It'd make sense to rename WebDev Arena to React/Tailwind Arena. Its system prompt requires [1] those technologies and the entire tool breaks when requesting vanilla JS or other frameworks. The second-order implications of models competing on this narrow definition of webdev are rather troublesome.
[1] https://blog.lmarena.ai/blog/2025/webdev-arena/#:~:text=PROM...
Don't get me stared on how ugly the HTML becomes when most tags have 20 f*cking classes which could have been two.
In typical production environments tailwind is only around 10kb[1].
[1]: https://v3.tailwindcss.com/docs/optimizing-for-production
To me it seems so strange that few good language designers and ml folks didn't group together to work on this.
It's clear that there is a space for some LLM meta language that could be designed to compile to bytecode, binary, JS, etc.
It also doesn't need to be textual like we code, but some form of AST llama can manipulate with ease.
Instead of learnable, stable, APIs for common components with well established versioning and well defined tokens, we've got people literally copying and pasting components and applying diffs so they can claim they "own them".
Except the vast majority of them don't ever change a line and just end up with a strictly worse version of a normal package (typically out of date or a hodgepodge of "versions" because they don't want to figure out diffs), and the few that do make changes don't have anywhere near the design sense to be using shadcn since there aren't enough tokens to keep the look and feel consistent across components.

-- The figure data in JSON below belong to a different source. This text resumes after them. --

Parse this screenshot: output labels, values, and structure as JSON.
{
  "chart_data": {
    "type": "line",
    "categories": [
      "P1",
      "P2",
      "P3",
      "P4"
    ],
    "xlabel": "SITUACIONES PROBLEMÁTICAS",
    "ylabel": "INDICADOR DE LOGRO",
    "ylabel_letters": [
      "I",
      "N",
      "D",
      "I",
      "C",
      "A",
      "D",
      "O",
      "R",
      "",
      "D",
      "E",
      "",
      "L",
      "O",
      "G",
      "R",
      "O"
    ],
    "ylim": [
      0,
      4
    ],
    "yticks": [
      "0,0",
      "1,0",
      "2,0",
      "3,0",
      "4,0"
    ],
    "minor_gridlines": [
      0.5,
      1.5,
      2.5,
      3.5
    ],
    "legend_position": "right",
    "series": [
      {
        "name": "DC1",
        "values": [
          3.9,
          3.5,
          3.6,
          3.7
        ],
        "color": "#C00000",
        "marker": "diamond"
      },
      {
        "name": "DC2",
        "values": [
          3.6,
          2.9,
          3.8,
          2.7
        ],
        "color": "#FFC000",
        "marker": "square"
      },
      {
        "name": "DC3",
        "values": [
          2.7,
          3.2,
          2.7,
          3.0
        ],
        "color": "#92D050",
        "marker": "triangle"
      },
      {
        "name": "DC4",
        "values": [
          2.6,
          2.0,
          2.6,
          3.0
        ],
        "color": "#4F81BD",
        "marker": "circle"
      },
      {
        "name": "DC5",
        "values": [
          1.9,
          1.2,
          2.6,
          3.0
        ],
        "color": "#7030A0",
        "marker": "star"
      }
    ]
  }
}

The would be 1% who would change it and have their own well thought out design systems don't get a lift from shadcn either vs just starting with Radix directly.
-
Amazing spin job though with the "registry" idea too: "it's actually very good for AI that we invented a parallel distribution system for ad-hoc components with no standard except a loose convention around sticking stuff in a folder called ui"
Plenty of training data to go on, I'd imagine.
Funnily, training of these models feels getting cut mid of v3/v4 Tailwind release, and Gemini always try to correct my mistakes (… use v3 instead of v4)
Who will write the useful training data without LLMs? I feel we are getting less and less new things. Changes will be smaller and incremental.
It seems no different in kind to me than image or audio generation.